El tiempo viaja como un pasajero más. Cada mañana espera aquel tren que dejaría escapar penetrando la oscuridad subterránea.
Entre las pipas humeantes de los hombres que hormiguean sin prestar atención más que al reloj, entre las mujeres elegantes que sortean a personas como él, algo descuella ante sus desvalidos ojos: una niña de largo vestido floreado lo escruta curiosa y alegremente desde el otro lado de la vía.
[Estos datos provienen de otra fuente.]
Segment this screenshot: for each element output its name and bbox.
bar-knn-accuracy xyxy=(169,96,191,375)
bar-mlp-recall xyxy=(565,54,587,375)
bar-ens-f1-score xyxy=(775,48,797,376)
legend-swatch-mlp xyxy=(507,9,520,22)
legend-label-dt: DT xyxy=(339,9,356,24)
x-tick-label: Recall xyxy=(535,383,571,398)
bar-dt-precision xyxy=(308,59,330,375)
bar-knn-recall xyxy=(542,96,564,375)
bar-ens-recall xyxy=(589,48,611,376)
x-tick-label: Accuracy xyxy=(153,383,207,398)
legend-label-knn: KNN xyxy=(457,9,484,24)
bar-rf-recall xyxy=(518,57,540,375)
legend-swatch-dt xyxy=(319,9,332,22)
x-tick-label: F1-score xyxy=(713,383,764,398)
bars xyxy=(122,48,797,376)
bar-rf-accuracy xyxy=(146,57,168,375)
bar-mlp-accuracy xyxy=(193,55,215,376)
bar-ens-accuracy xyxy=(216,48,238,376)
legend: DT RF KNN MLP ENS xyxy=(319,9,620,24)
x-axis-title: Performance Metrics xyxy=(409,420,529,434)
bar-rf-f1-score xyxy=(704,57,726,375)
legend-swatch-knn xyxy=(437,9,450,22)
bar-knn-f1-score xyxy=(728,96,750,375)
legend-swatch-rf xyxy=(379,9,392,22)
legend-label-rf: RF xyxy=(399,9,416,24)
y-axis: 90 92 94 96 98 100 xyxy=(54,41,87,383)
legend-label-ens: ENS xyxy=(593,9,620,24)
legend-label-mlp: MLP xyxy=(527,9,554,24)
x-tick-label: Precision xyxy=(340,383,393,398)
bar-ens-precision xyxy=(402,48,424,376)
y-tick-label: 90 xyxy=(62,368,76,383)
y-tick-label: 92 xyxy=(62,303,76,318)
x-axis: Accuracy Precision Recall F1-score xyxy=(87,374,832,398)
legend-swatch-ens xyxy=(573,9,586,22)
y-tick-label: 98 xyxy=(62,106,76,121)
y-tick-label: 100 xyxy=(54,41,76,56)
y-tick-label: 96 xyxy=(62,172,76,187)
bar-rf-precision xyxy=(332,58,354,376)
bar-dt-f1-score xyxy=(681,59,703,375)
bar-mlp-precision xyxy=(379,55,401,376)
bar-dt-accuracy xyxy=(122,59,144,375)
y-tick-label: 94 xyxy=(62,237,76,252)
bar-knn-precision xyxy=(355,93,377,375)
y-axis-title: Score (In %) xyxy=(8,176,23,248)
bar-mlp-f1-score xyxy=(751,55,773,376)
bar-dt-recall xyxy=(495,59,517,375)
Encoge su corazón.
Pasa un tren como quien corre un telón teatral. La niña ha crecido. Sus pizpiretas trenzas han dado lugar a una larga melena. Su mochilita coloreada ahora es más discreta. Pero ella continúa observándolo desde el andén, en compensación al gentío que lo avasalla.
De nuevo otro tren lo ciega. Cuando se recupera, repara en una mujer de rostro familiar. Las paredes son de otro color, los focos brillan con renovada luz. Él es más pobre, el deceso, más cercano, pero ella permanece en el mismo andén. Ahora ya no lo advierte. Ahora ya no lo ve. Ahora ya es mayor.
El tiempo huye feroz por las vías que los distancian. El tiempo de un sueño infinito, un andén ficticio y una mujer onírica. Como un pasajero más.